The supermarket might look like a haven for weary travellers but we suspect all is not always well here. There’s a sign on the door telling us that no more than four people are allowed inside at any one time after dark. Hmmm. We can only assume this is due to an extension of the civil unrest among our indigenous folk from further north. We heard stories of this in Coober Pedy as well, indigenous folk from out of town roaming the streets at night smashing things up. The locals were at pains to point out that this wasn’t “their” indigenous folk, who they said generally live in very peaceful coexistence with their non-indigenous neighbours. All very sad.

It’s long drive, so my underoccupied mind searches for meaningful things to think about. I struggled with this a bit, so intelligent readers might want to skip forward a paragraph or so.
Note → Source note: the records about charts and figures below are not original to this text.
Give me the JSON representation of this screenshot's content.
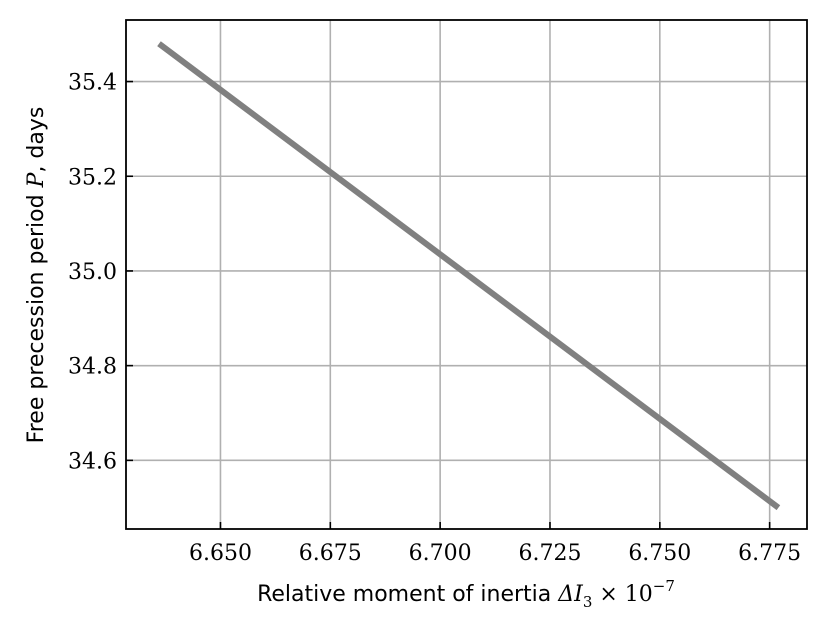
{
  "chart_data": {
    "type": "line",
    "x": [
      6.636,
      6.777
    ],
    "series": [
      {
        "values": [
          35.48,
          34.5
        ],
        "color": "#808080"
      }
    ],
    "xlim": [
      6.6285,
      6.7835
    ],
    "ylim": [
      34.455,
      35.53
    ],
    "xticks": [
      6.65,
      6.675,
      6.7,
      6.725,
      6.75,
      6.775
    ],
    "xtick_labels": [
      "6.650",
      "6.675",
      "6.700",
      "6.725",
      "6.750",
      "6.775"
    ],
    "yticks": [
      34.6,
      34.8,
      35.0,
      35.2,
      35.4
    ],
    "ytick_labels": [
      "34.6",
      "34.8",
      "35.0",
      "35.2",
      "35.4"
    ],
    "xlabel": {
      "text": "Relative moment of inertia ",
      "symbol": "ΔI",
      "subscript": "3",
      "times": " × 10",
      "exponent": "−7"
    },
    "ylabel": {
      "text": "Free precession period ",
      "symbol": "P",
      "suffix": ", days"
    },
    "grid": true,
    "grid_color": "#b0b0b0",
    "ticks_direction": "in"
  }
}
There are signs at very regular intervals along the road, usually no more than about twenty kilometres, warning motorists to look out for kangaroos and cattle from unfenced cattle stations wandering out onto the road. I’ve never been quite sure what these signs are meant to achieve, a bit like signs warning you to beware of rocks falling onto your car. Presumably you’re not going to drive more slowly, and most of us drivers are already concentrating pretty hard on what’s ahead of and around us. And why are the signs so frequent; do they perhaps assume we’ve all got really short memories? As soon as we cross the border into the Northern Territory the frequency of the signs drops away to virtually zero. I’m sure there aren’t any fewer large mammals to run into up here, in fact there are probably more if you add in camels, donkeys and water buffalo, and if you go far enough north you might even come across the odd croc on the bitumen. Maybe Northern Territory drivers have got better memories, or perhaps they’re just better at driving generally. That must be it; they’ll let us hare along at 130 kms per hour as soon as we cross the border; the limit was only a paltry 110 back in South Australia. All very mysterious.

Another feature of the roadside landscape is abandoned cars, often stripped, burnt out, draped in graffiti and lying on their rooves. We’re not quite sure why; damaged vehicles too expensive to tow long distances possibly?

First stop in the Territory is the roadhouse at yet another thriving metropolis, this time Kulgera, population 50 (in 2006, I guess it might be bigger now …. or smaller). It’s ridiculously quirky. There’s a hills hoist out the front draped with pairs of shoes, and a vast array of bras and other miscellaneous paraphernalia (but mainly bras) hanging from the ceiling of the bar.

The landscape‘s been flattish with sparshish vegetation seemingly for days now, but that changes quite dramatically as soon as we cross the border - large rocky outcrops, hills that could almost pass as mountains, greener vegetation, substantial gum trees, and we even see some water pooled in sandy creek beds - we haven’t seen any of that since we left Port Augusta.

Our AirBnb is a few kilometres south of town and has a large balcony overlooking the Todd River … although I think they might use the term “river” fairly loosely in these parts - we suspect it might have been a while since it last had any water in it. It’s all very pleasant nonetheless.

They seem to be taking the whole civil unrest thing here fairly seriously. We head into the supermarket in search of alcohol, but it seems it’s now only available for sale between 3 and 6pm, Wednesday to Friday. Whatever they’re doing we hope it’s working. From what we’d been led to believe, even leaving the car in the car park unattended was a brave move.